Molti appassionati italiani, specialmente se già si trovano negli “anta”, ricorderanno ancora alla fine degli anni Ottanta in vendita nelle armerie curiose cartucce per revolver, caratterizzate da un proiettile cilindro-conico blindato: le Metal piercing.
Queste cartucce in realtà hanno una storia piuttosto lunga, visto che i primi lotti furono realizzati ancora nella seconda metà degli anni Trenta e la loro produzione è proseguita, appunto, fino all’alba degli anni Novanta del XX secolo. Ma cosa sono queste Metal piercing? E perché furono inventate?
Gangster contro G-men
Negli anni Trenta, anche dopo la fine del cosiddetto proibizionismo, negli Stati Uniti gli operatori delle forze dell’ordine, federali e statali, soffrivano spesso di una mancanza di potenza di fuoco rispetto alla criminalità organizzata, la quale si poteva avvalere di pistole mitragliatrici, addirittura fucili automatici Bar 1918, pistole semiautomatiche, fucili a pompa e semiauto calibro 12 e così via. Il tutto, caricato su automobili veloci, gestite con spregiudicatezza. Anche la polizia (e in particolare l’Fbi) disponeva di armi automatiche, ma l’armamento tipico individuale era costituito dal classico revolver, caricato con munizioni in piombo nudo. Le quali, spesso, quando si trattava di sparare ai veicoli dei malviventi, dimostravano tutti i propri limiti, anche banalmente contro le spesse lamiere delle portiere, per non parlare dei giubbetti antiproiettile dei quali molti malviventi erano dotati. Da qui l’esigenza di disporre di un proiettile che, senza raggiungere la complessità produttiva di un nucleo perforante (armor piercing), potesse garantire la necessaria efficacia sia contro le portiere, sia al limite anche contro il blocco motore delle automobili, sia contro i giubbetti dell’epoca. Furono quindi realizzate, da parte di Winchester, le Metal piercing, caratterizzate da una elevata velocità iniziale e da un proiettile di 158 grs di peso, costituito da un nucleo in piombo con profilo cilindro-conico, sormontato sull’ogiva conica da una camiciatura in lega di rame, di forte spessore. Questo caricamento fu proposto principalmente sia in .38 special (normale e poi +P) sia nel neonato .357 magnum, più raramente in altri calibri come il .45 acp, e rimase in produzione per molti anni. In molti casi la distribuzione era riservata alle forze dell’ordine, ma alcuni lotti furono venduti anche sul mercato commerciale.
L’evoluzione e la fine
I caricamenti Metal piercing rimasero praticamente immutati fino alla seconda metà degli anni Settanta, allorché si decise di sostituire la camiciatura in lega di rame, che interessava solo la parte apicale del proiettile, con una camiciatura in ferro nichelato, che avvolgeva anche le pareti laterali del proiettile e non solo l’ogiva (foto sotto). Oltre che da parte di Winchester, questo caricamento fu messo in catalogo anche dall’europea Geco, sempre sia in .357 magnum, sia in .38 special.

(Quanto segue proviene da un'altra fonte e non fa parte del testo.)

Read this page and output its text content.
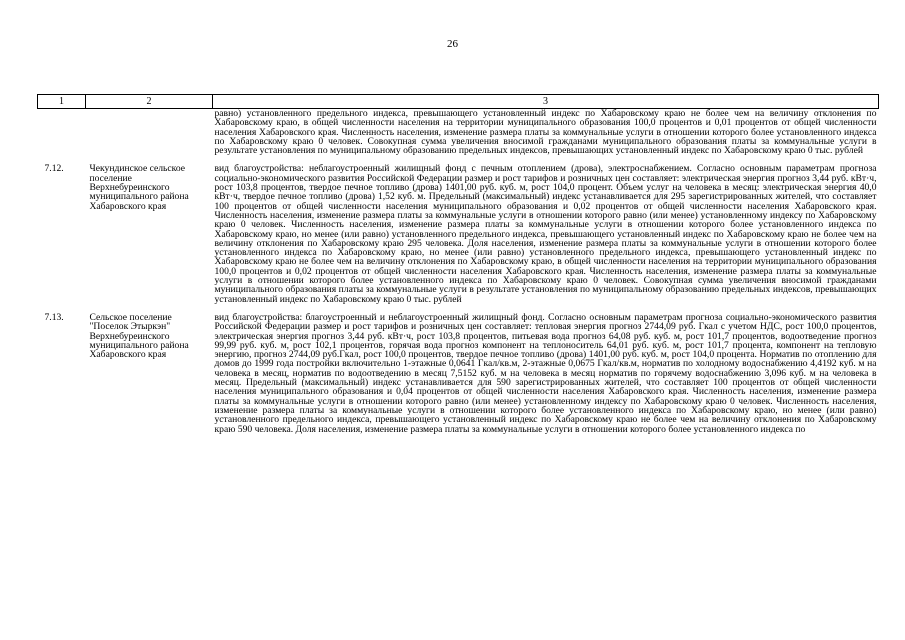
26
1	2	3
		равно) установленного предельного индекса, превышающего установленный индекс по Хабаровскому краю не более чем на величину отклонения по Хабаровскому краю, в общей численности населения на территории муниципального образования 100,0 процентов и 0,01 процентов от общей численности населения Хабаровского края. Численность населения, изменение размера платы за коммунальные услуги в отношении которого более установленного индекса по Хабаровскому краю 0 человек. Совокупная сумма увеличения вносимой гражданами муниципального образования платы за коммунальные услуги в результате установления по муниципальному образованию предельных индексов, превышающих установленный индекс по Хабаровскому краю 0 тыс. рублей

7.12.	Чекундинское сельское поселение Верхнебуреинского муниципального района Хабаровского края	вид благоустройства: неблагоустроенный жилищный фонд с печным отоплением (дрова), электроснабжением. Согласно основным параметрам прогноза социально-экономического развития Российской Федерации размер и рост тарифов и розничных цен составляет: электрическая энергия прогноз 3,44 руб. кВт·ч, рост 103,8 процентов, твердое печное топливо (дрова) 1401,00 руб. куб. м, рост 104,0 процент. Объем услуг на человека в месяц: электрическая энергия 40,0 кВт·ч, твердое печное топливо (дрова) 1,52 куб. м. Предельный (максимальный) индекс устанавливается для 295 зарегистрированных жителей, что составляет 100 процентов от общей численности населения муниципального образования и 0,02 процентов от общей численности населения Хабаровского края. Численность населения, изменение размера платы за коммунальные услуги в отношении которого равно (или менее) установленному индексу по Хабаровскому краю 0 человек. Численность населения, изменение размера платы за коммунальные услуги в отношении которого более установленного индекса по Хабаровскому краю, но менее (или равно) установленного предельного индекса, превышающего установленный индекс по Хабаровскому краю не более чем на величину отклонения по Хабаровскому краю 295 человека. Доля населения, изменение размера платы за коммунальные услуги в отношении которого более установленного индекса по Хабаровскому краю, но менее (или равно) установленного предельного индекса, превышающего установленный индекс по Хабаровскому краю не более чем на величину отклонения по Хабаровскому краю, в общей численности населения на территории муниципального образования 100,0 процентов и 0,02 процентов от общей численности населения Хабаровского края. Численность населения, изменение размера платы за коммунальные услуги в отношении которого более установленного индекса по Хабаровскому краю 0 человек. Совокупная сумма увеличения вносимой гражданами муниципального образования платы за коммунальные услуги в результате установления по муниципальному образованию предельных индексов, превышающих установленный индекс по Хабаровскому краю 0 тыс. рублей

7.13.	Сельское поселение "Поселок Этыркэн" Верхнебуреинского муниципального района Хабаровского края	вид благоустройства: благоустроенный и неблагоустроенный жилищный фонд. Согласно основным параметрам прогноза социально-экономического развития Российской Федерации размер и рост тарифов и розничных цен составляет: тепловая энергия прогноз 2744,09 руб. Гкал с учетом НДС, рост 100,0 процентов, электрическая энергия прогноз 3,44 руб. кВт·ч, рост 103,8 процентов, питьевая вода прогноз 64,08 руб. куб. м, рост 101,7 процентов, водоотведение прогноз 99,99 руб. куб. м, рост 102,1 процентов, горячая вода прогноз компонент на теплоноситель 64,01 руб. куб. м, рост 101,7 процента, компонент на тепловую энергию, прогноз 2744,09 руб.Гкал, рост 100,0 процентов, твердое печное топливо (дрова) 1401,00 руб. куб. м, рост 104,0 процента. Норматив по отоплению для домов до 1999 года постройки включительно 1-этажные 0,0641 Гкал/кв.м, 2-этажные 0,0675 Гкал/кв.м, норматив по холодному водоснабжению 4,4192 куб. м на человека в месяц, норматив по водоотведению в месяц 7,5152 куб. м на человека в месяц норматив по горячему водоснабжению 3,096 куб. м на человека в месяц. Предельный (максимальный) индекс устанавливается для 590 зарегистрированных жителей, что составляет 100 процентов от общей численности населения муниципального образования и 0,04 процентов от общей численности населения Хабаровского края. Численность населения, изменение размера платы за коммунальные услуги в отношении которого равно (или менее) установленному индексу по Хабаровскому краю 0 человек. Численность населения, изменение размера платы за коммунальные услуги в отношении которого более установленного индекса по Хабаровскому краю, но менее (или равно) установленного предельного индекса, превышающего установленный индекс по Хабаровскому краю не более чем на величину отклонения по Хабаровскому краю 590 человека. Доля населения, изменение размера платы за коммунальные услуги в отношении которого более установленного индекса по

L’era del Metal piercing era, comunque, ormai segnata verso un irreversibile tramonto: da un lato, ormai sia l’Fbi sia le polizie statali e locali statunitensi si stavano orientando sempre più verso le pistole semiautomatiche, dall’altro le varie agenzie consideravano più efficaci, comunque, proiettili blindati a punta cava, espansivi, visto che in effetti il proiettile Metal piercing offriva una efficacia di penetrazione solo marginalmente superiore rispetto a una blindata convenzionale e che non offriva, ovviamente, alcuna capacità espansiva. Con la fine degli anni Ottanta, quindi, le munizioni Metal piercing uscirono dai cataloghi delle aziende, entrando a far parte della storia e del collezionismo.